The article was decent, and I liked it's presentation.  But even more important was the comment by Harry Tomey, where he summed up some of the "hidden" challenges of Android Development. Fragmentation is an oft-cited downside of Android, but I think Harry put it more concretely, especially for startups. The cost of QA and support for multiple OS versions, patches, UI overlays, and hardware form factors - all major realities in Android - have tipped into the prohibitive. 

These two TechCrunch pieces intersected quite violently - of the three "best of" applications I tried to install, all three of them worked on my phone (Droid X), only one ONE of then even installed on my Android tablet (Galaxy Tab 10.1) and well, I'll have to go to another app store to see if they work on my Kindle. Yet these are all Android devices.

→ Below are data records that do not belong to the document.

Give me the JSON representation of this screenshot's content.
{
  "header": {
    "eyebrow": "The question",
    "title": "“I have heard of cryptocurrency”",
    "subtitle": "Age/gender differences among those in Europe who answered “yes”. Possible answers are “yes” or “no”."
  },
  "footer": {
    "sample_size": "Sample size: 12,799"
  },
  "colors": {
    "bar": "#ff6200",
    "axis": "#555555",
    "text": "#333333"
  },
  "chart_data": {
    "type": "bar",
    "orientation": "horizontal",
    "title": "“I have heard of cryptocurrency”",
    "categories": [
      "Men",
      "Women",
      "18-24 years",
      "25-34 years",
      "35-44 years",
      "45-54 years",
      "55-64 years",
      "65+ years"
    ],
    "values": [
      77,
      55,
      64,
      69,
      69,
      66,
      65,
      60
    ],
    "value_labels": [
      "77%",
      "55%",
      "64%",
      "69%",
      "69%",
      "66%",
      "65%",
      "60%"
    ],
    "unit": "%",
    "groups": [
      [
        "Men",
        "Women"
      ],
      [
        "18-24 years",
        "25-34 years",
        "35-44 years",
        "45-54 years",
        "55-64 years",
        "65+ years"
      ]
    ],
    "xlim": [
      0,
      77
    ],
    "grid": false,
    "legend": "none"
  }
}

At that point, I was motivated to see if they had an iPad version. That would only take one step, rather than three.  (Go ahead and make the point I'm not an average user because I have all these gadgets - the problem is only worse for the person who only has a Galaxy Tab or a Kindle and can't figure out why their "Android" apps won't work).

Reading nearly any App Store, er Market (you know what I mean. For Android. Wait, I mean, the Google one, not the Amazon Appstore on Android. URGH...) review has at least one "This piece of crap app doesn't work on my Galaxy IV-R27 Turbo!" - this got so serious, reviews in the Market now includes the model and version of the reviewer. Want to be really scared as a developer? Just scroll through a few pages like this:


At this point, I switched my opinion. This is not a problem for developers anymore. It's a consumer problem; because developers, frankly, gave up.

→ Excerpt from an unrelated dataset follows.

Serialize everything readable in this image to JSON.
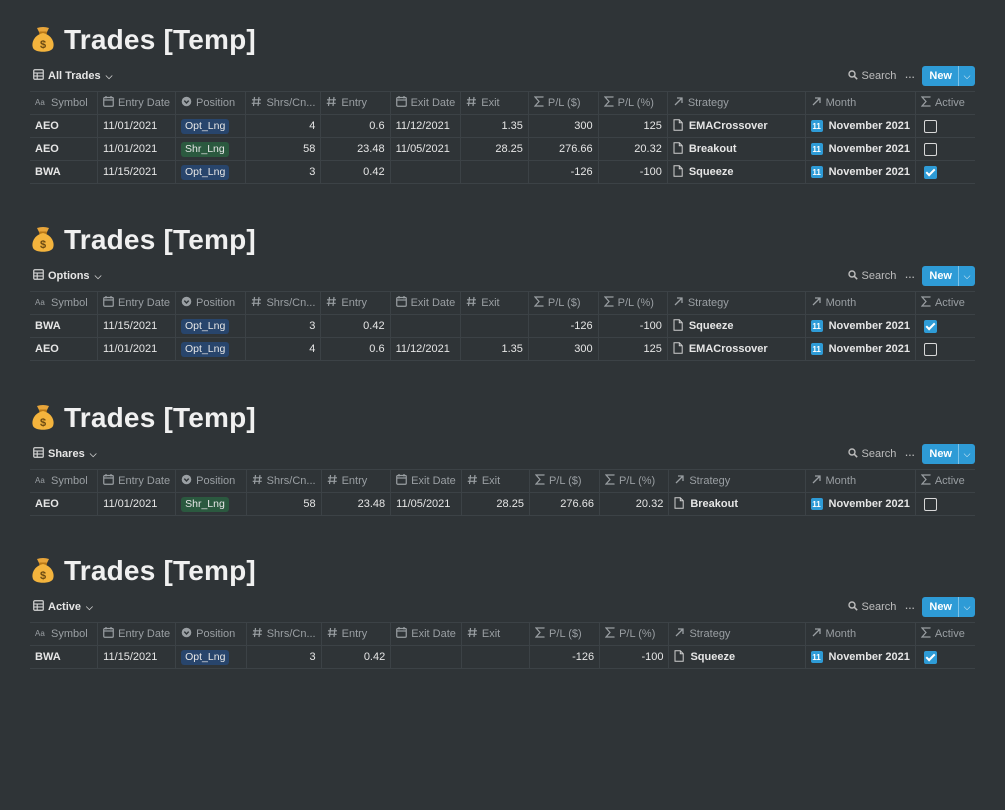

The problem of Android fragmentation is not a problem for most developers. I'd argue that today the majority of Android developers (remembering that the majority is still the small shop/individual, not a major corporation) don't even care anymore, and are not really trying to solve the problem. It's beyond their ability do manage, profitably.

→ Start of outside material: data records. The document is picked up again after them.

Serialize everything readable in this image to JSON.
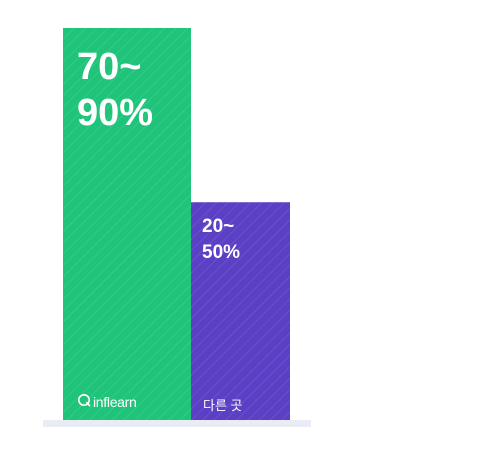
{
  "chart_data": {
    "type": "bar",
    "categories": [
      "inflearn",
      "다른 곳"
    ],
    "values": [
      90,
      50
    ],
    "ranges": [
      [
        70,
        90
      ],
      [
        20,
        50
      ]
    ],
    "data_labels": [
      "70~\n90%",
      "20~\n50%"
    ],
    "ylim": [
      0,
      90
    ],
    "title": "",
    "xlabel": "",
    "ylabel": "",
    "grid": false,
    "legend": "none",
    "colors": {
      "inflearn": "#1fc47a",
      "other": "#5b3fc4",
      "baseline": "#e9ecf2",
      "stripe": "#ffffff"
    },
    "icons": {
      "inflearn": "inflearn-logo-icon"
    }
  }
}
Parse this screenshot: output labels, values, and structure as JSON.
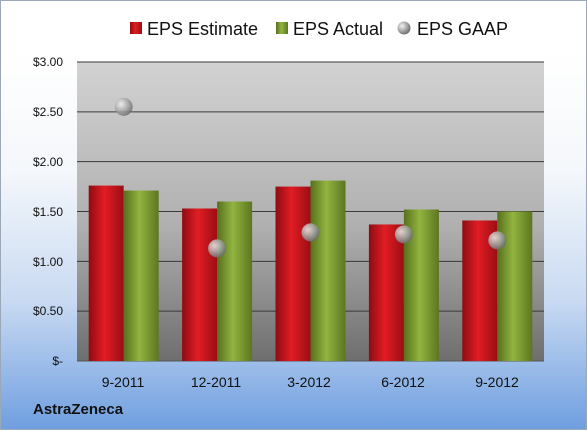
{
  "company": "AstraZeneca",
  "chart_data": {
    "type": "bar",
    "categories": [
      "9-2011",
      "12-2011",
      "3-2012",
      "6-2012",
      "9-2012"
    ],
    "series": [
      {
        "name": "EPS Estimate",
        "kind": "bar",
        "color": "#c0141c",
        "values": [
          1.76,
          1.53,
          1.75,
          1.37,
          1.41
        ]
      },
      {
        "name": "EPS Actual",
        "kind": "bar",
        "color": "#7a9a2e",
        "values": [
          1.71,
          1.6,
          1.81,
          1.52,
          1.5
        ]
      },
      {
        "name": "EPS GAAP",
        "kind": "marker",
        "color": "#9a9a9a",
        "values": [
          2.55,
          1.13,
          1.29,
          1.27,
          1.21
        ]
      }
    ],
    "y_ticks": [
      "$3.00",
      "$2.50",
      "$2.00",
      "$1.50",
      "$1.00",
      "$0.50",
      "$-"
    ],
    "ylim": [
      0,
      3.0
    ],
    "grid": true,
    "legend_position": "top"
  }
}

Don't believe me? Don't believe the statement about "most are still small shop/individuals")? Okay, we'll do this your way. Download Google+ or any of the "30 great" Google apps for the Galaxy Tab 10.1. Six month later, and with the exception of GMail, they are still all simply scaled up versions of their phone versions, not taking advantage of any Android-Honeycomb futures, not attempting to deal with even the most basic fragmentation. And this is Google. Most apps from other publishers won't even install.

If this is true of the top applications for 2011, it's scary to think how many people opened an Android-based Christmas gift yesterday, and are now wondering why they can't install an app, or why a certain service doesn't work for them but works on their friend's devices. How do you even start to explain that to a consumer? 

This is a consumer problem, which will, over time, harm Android distribution, and in turn, harm developer brands. Eventually, that will lead to developers leaving the platform, unless it's addressed, quickly. Putting this genie back in the bottle is going to be the biggest challenges Google has faced, if not the biggest.

The negative impact on brands will cause publishers enough pain that they will need to figure out some path to avoid bad reviews, upset customers, and frustrated development teams. This cannot be solved with volume alone, because the volume numbers do not accuratley represent the market opportunity for a developer. They simply do not account for the overhead of fragmentation. The emperor has no clothes, and it's painfully obvious.

The only upside I see? There is a huge startup opportunity here: if you can build a Selenium-like product for developers, and a process for managing fragmentation issues, you can translate those market numbers to profitable releases across multiple versions. All of a sudden those market graphs really translate to dollars. Might be the best Android app yet.